Tuesday, March 08, 2016

"Why don't people like us and trust us?"

Because you act like this.
The search warrant executed at Taylor’s apartment cited no evidence of criminal activity there. Instead, in an affidavit to a judge, police argued that they should be able to search for drugs there based on their “training and experience” investigating the drug trade. They relied on an address they found in a court-records system for the woman arrested with PCP.
Gee, what could go wrong?

In a dozen instances, The Post found, officers acted on incorrect or outdated address information, subjecting such people as Taylor to the fright of their lives.
Well, that's one thing.

D.C. police, the U.S. Attorney’s Office and the D.C. Attorney General’s Office defend the use of warrants based on police training and experience.
Of course they do, it lets them do fishing expeditions and screw people over.

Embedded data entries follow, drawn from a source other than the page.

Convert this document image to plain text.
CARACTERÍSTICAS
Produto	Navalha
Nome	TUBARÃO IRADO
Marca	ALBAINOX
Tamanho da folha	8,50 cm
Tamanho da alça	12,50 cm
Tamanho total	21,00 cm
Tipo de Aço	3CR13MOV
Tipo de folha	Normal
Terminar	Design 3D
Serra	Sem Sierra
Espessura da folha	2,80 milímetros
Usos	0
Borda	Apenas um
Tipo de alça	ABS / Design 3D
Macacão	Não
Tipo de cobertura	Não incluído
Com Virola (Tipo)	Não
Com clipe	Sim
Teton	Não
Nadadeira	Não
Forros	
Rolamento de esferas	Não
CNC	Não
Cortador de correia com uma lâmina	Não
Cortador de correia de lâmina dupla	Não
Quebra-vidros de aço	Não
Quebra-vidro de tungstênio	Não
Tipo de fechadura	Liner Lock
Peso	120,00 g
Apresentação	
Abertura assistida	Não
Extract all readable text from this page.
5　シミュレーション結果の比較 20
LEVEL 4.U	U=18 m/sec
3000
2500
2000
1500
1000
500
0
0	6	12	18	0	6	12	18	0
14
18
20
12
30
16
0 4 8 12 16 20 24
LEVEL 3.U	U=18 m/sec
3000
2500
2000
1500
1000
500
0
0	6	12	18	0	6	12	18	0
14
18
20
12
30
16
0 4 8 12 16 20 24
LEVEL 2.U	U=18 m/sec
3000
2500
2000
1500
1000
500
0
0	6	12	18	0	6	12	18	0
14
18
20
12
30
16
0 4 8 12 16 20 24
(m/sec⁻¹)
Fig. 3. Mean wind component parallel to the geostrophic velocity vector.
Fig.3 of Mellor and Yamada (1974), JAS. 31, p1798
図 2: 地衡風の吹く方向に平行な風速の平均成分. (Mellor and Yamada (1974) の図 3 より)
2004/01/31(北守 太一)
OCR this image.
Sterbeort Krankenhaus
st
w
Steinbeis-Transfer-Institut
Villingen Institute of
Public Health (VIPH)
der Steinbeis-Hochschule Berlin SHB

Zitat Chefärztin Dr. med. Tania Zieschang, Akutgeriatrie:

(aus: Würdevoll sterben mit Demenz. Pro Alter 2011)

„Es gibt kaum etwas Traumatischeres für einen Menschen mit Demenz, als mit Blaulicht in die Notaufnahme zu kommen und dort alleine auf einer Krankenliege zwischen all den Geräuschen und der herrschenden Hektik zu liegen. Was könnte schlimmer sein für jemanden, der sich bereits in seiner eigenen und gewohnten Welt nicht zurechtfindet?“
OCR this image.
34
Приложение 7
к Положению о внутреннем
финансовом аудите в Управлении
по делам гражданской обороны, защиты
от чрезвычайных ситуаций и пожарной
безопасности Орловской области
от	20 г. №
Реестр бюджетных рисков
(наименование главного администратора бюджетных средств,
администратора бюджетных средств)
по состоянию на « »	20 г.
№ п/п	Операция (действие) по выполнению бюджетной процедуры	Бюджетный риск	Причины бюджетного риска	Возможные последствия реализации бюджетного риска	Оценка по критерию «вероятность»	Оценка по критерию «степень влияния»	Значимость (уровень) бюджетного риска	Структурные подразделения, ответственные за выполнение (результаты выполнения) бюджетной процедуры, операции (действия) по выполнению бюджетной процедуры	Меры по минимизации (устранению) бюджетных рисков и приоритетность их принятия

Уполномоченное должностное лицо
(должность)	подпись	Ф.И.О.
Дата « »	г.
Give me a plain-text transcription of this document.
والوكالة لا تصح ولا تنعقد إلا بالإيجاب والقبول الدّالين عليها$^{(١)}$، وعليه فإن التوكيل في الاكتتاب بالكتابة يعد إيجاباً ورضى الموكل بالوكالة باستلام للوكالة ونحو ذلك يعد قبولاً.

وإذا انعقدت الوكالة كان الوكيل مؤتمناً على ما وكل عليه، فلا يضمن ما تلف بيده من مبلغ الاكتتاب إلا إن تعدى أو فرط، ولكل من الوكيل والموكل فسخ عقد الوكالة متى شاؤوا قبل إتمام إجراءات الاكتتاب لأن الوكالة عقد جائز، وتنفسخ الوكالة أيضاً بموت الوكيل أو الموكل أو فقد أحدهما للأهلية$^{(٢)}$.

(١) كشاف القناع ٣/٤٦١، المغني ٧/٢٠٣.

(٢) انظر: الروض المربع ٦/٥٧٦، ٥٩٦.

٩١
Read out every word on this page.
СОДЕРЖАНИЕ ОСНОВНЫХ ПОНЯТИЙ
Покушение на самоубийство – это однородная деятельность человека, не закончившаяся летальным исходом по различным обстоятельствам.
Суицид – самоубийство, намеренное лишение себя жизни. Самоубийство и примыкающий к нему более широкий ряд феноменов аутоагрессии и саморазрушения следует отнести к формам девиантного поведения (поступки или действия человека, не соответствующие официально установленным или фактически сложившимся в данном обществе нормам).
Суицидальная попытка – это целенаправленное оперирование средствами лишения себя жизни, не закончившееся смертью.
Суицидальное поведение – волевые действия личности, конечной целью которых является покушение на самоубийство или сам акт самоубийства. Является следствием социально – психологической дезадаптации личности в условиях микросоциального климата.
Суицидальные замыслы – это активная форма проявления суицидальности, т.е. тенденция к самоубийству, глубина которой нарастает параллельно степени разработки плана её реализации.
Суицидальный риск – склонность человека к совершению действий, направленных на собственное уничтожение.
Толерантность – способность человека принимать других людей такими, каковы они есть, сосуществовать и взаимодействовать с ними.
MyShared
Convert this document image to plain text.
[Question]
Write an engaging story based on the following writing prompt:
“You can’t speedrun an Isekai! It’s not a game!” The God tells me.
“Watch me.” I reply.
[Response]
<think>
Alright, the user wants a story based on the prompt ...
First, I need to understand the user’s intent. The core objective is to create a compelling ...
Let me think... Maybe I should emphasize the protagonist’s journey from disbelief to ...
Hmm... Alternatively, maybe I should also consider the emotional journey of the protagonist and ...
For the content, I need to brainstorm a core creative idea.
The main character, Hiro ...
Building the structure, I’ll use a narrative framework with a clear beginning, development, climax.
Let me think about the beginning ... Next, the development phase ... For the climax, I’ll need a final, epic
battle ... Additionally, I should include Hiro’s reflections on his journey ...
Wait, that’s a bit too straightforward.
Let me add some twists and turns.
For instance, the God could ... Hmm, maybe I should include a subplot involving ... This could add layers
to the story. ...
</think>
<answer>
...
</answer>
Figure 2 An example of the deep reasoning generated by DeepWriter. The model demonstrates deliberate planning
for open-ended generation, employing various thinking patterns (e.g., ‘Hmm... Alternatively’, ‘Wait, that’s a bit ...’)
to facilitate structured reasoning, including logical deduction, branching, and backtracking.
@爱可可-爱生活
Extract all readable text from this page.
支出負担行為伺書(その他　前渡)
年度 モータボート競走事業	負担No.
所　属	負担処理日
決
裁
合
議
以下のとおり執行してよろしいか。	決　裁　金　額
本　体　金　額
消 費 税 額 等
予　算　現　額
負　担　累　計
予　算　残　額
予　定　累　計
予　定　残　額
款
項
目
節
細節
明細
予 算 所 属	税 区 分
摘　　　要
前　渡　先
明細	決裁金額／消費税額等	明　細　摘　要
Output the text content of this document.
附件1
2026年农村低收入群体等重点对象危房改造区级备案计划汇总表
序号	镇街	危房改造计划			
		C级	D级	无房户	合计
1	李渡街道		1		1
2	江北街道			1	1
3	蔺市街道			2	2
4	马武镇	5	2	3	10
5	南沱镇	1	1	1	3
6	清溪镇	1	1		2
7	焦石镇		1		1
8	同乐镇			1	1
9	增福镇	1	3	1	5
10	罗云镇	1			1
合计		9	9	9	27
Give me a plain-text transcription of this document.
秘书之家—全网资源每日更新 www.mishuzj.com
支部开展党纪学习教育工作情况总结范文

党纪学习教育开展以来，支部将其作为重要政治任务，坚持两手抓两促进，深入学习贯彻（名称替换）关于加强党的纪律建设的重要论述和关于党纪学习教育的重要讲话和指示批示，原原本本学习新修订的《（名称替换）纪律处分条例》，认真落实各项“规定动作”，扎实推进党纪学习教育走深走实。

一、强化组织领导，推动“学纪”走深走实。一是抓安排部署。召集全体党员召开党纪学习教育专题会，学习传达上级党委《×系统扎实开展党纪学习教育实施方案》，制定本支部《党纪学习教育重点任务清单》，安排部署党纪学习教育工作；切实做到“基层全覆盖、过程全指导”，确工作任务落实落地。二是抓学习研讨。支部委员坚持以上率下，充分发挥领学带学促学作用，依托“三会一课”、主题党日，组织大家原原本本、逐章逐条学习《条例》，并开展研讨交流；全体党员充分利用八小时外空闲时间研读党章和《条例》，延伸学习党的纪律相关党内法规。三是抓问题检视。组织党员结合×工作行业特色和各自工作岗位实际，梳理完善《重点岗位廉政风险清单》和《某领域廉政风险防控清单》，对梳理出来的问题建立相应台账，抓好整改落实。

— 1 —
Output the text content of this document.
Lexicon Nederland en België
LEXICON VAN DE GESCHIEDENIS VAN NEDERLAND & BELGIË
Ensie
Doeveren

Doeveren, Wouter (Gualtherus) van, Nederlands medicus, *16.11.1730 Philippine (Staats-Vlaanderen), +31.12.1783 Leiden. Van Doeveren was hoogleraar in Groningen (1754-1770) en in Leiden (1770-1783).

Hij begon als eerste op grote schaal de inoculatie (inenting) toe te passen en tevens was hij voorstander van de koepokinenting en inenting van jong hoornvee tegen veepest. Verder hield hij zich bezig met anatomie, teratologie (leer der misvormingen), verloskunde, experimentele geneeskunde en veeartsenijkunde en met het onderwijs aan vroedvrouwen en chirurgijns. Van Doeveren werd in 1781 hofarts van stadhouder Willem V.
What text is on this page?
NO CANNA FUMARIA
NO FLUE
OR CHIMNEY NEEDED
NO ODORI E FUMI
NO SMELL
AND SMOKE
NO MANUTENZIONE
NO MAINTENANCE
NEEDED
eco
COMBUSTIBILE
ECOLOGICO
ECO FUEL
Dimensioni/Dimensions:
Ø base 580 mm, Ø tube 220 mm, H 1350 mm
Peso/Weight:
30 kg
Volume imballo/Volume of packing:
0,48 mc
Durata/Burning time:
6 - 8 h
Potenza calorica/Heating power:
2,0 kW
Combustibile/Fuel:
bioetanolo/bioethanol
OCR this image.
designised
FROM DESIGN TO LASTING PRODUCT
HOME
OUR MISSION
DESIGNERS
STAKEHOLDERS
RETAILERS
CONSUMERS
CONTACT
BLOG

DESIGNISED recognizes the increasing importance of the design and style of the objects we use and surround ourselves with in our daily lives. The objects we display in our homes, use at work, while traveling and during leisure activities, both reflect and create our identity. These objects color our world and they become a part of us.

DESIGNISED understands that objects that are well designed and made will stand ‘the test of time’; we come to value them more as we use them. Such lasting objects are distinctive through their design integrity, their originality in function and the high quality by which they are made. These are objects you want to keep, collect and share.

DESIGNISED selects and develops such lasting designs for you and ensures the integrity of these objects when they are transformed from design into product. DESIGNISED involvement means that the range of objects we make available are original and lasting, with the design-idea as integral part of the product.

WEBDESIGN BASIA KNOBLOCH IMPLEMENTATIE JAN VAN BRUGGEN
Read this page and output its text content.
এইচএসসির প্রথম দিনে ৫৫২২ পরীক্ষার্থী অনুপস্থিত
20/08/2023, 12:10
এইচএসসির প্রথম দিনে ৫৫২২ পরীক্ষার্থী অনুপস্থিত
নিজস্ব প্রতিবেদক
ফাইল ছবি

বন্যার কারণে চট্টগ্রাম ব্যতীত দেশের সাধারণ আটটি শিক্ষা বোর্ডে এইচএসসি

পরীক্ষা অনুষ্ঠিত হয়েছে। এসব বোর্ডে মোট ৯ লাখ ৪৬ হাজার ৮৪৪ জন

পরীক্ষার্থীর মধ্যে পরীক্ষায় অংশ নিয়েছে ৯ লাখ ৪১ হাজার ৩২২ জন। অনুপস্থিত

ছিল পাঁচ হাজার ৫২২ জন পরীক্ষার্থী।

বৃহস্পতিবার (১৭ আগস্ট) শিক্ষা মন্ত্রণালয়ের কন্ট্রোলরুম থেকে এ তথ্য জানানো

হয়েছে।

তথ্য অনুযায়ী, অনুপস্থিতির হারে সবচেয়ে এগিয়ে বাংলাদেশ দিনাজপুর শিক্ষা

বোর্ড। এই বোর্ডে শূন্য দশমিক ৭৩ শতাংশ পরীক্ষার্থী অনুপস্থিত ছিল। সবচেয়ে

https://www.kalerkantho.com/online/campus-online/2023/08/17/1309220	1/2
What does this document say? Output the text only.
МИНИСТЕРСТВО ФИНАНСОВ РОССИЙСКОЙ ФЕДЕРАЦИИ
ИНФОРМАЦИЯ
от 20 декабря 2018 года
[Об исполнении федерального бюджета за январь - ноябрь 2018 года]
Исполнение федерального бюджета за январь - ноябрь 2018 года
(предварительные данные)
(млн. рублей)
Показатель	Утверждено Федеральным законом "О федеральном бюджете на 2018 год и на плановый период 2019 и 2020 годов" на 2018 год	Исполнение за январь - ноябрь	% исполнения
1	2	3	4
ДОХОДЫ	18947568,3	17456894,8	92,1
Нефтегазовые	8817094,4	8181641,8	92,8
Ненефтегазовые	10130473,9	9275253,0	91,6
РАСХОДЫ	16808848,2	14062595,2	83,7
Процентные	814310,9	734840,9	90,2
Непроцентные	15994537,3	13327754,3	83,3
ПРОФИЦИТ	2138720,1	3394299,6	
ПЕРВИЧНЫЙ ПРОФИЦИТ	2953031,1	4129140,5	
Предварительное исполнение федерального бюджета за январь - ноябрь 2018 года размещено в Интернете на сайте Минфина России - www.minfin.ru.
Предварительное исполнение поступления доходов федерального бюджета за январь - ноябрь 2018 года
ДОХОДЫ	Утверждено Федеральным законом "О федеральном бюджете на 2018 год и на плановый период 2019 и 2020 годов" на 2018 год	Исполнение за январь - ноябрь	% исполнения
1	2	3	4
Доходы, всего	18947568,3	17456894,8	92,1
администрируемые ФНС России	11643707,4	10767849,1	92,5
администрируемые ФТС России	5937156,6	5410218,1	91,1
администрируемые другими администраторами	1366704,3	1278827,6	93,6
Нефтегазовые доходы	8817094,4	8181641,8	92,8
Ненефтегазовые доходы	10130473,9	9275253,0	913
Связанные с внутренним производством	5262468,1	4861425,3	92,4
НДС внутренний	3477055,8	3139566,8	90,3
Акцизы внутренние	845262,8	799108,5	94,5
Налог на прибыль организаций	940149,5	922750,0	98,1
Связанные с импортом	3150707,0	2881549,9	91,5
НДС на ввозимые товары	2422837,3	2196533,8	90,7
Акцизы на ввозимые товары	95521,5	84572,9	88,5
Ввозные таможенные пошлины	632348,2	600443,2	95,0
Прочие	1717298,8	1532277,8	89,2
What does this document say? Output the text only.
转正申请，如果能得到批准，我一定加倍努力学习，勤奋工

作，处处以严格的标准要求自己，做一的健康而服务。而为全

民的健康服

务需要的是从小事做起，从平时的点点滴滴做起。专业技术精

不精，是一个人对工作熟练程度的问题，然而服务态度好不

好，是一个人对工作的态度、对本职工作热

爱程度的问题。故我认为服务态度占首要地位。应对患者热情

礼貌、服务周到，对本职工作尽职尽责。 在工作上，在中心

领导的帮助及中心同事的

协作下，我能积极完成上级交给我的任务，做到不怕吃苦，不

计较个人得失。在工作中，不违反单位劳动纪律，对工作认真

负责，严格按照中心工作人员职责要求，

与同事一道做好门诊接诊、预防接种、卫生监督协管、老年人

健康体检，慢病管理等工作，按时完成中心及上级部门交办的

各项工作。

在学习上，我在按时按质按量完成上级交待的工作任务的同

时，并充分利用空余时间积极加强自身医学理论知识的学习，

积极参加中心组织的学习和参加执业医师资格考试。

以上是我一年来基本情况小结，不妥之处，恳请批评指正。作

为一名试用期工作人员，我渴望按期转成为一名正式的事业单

But it's all actually WONDERFUL!!, you see:
Karakatsanis studied a year of warrants in which police searched for drugs based on training and experience and found that they recovered drugs one-third of the time. In response to Karakatsanis, then-D.C. Attorney General Irvin B. Nathan argued in 2014, “While Plaintiffs treat this success rate with contempt, finding drugs in one-third of similar police searches is strong evidence of probable cause.”
Short version: every cop, the judges who approve this crap, the USA and the AG should all be fired.  This is bullshit.  "We found something ONE THIRD OF THE TIME, that should cover everything!"  Bleep.